Company provisions for decommissioning
Our company discloses group-level provisions for “restoration of operating locations” drawing upon a range of “judgemental assumptions” relating to timing, engineering, technology and “liability-specific discount rates”.
In our company’s latest Annual Report, this restoration provision was USD$2.134 billion. This is a material fraction of our company’s value, which is likely to increase substantially if the merger with BHP is approved.
Values Woodside BHP Petroleum Merged entity
Market Cap (USD bn @ 9 February 2022, assuming 52:48 valuation of BHP Petroleum) 18.3 16.9 35.3
Restoration Provision (USD bn) 2.1 3.9 5.78
The only assumptions specifically disclosed in the latest Annual Report are the discount rate (0.1-2.0%) and that 73% of the provision is not expected to be settled within 10 years.
Considering the 2021 North Sea study found decommissioning provisions were underestimated by an average of 76% (range 21-189%), greater transparency on the major assumptions informing these liabilities is a modest request from shareholders.
Current and future decommissioning works
Existing ad-hoc disclosures and regulator information provide limited insight to our company’s decommissioning portfolio.

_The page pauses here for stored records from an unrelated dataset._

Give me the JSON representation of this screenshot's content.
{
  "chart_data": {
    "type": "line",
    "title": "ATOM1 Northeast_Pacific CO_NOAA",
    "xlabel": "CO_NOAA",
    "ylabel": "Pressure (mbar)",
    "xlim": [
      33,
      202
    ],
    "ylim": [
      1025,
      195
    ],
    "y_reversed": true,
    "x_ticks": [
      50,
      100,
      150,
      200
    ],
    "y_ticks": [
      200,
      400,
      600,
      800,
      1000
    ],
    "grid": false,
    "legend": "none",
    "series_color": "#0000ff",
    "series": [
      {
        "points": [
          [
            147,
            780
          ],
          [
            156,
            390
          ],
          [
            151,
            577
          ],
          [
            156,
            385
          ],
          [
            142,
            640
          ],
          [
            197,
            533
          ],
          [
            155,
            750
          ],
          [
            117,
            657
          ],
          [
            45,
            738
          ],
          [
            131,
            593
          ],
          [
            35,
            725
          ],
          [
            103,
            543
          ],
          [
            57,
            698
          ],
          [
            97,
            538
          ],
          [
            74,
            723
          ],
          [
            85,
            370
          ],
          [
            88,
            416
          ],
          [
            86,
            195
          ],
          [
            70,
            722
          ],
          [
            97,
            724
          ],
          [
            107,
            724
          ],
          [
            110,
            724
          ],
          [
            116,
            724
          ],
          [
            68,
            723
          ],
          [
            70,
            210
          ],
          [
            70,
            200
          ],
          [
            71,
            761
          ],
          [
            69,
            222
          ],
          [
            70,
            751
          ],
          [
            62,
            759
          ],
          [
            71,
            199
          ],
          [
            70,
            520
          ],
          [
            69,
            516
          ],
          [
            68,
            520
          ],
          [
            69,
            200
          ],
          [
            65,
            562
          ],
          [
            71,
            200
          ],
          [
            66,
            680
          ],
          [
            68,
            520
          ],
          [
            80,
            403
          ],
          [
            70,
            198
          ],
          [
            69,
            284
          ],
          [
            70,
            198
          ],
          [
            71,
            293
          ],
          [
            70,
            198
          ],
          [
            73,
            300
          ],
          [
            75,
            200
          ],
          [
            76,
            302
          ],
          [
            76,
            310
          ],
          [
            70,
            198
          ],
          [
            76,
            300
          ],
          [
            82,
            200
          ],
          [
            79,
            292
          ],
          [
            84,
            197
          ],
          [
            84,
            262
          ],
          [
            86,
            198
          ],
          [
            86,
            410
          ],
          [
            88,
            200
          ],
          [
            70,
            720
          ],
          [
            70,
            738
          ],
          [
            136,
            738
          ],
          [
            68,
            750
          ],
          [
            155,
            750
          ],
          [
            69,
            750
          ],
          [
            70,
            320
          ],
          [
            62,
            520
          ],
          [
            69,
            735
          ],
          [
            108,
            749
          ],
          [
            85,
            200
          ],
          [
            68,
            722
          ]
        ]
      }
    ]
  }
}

Under the Offshore Petroleum and Greenhouse Gas Storage Act 2006, our company has been ordered to:
Nganhurra FPSO (production ceased 2018), WA: plug and abandon 18 wells and remove equipment by 2024. Failure to preserve a riser turret mooring (RTM) has resulted in an Environmental Improvement notice and limited disposal options. The decommissioning strategy now appears uncertain since a proposal to turn it into an artificial reef was withdrawn.
Stybarrow FPSO (production ceased 2015), WA: plug and abandon 17 wells and remove all subsea equipment by 2025.
Our company has also received NOPSEMA approval for its plans to decommission Balnaves, Echo Yodel and Capella in Western Australia. Plans to decommission Eaglehawk, Thebe-1, and Calthorpe-1 (WA) wellheads are still being assessed.
In addition, NOPSEMA has issued two General Directions to BHP in 2021 for the Minerva Gas Field in Victoria (for completion 2025) and the Griffin FPSO in WA (for completion 2024).
With regard to operating assets, our company does not disclose cessation of production (CoP) dates for its current assets. In the absence of CoP data, reserves and production data allow an estimate of remaining production at current rates:
Australia Oil (Two FPSOs Nguyjima-Yin and Okha): 3 years
NWS (North Rankin, Goodwyn and Angel platforms, five LNG trains): 6 years; consistent with the first LNG trains being decommissioned from 2024.
Pluto (Pluto A and Pluto LNG): 9 years, noting that Scarborough is intended to backfill the Pluto plant.
Wheatstone (Two LNG trains, and associated offshore infrastructure): 14 years
Decommissioning is an evolving, material issue that intersects with a broad range of risk areas, including financial, regulatory, safety, environmental and climate change. These escalating risks call for improvements to company disclosures.
ACCR urges shareholders to vote for this proposal.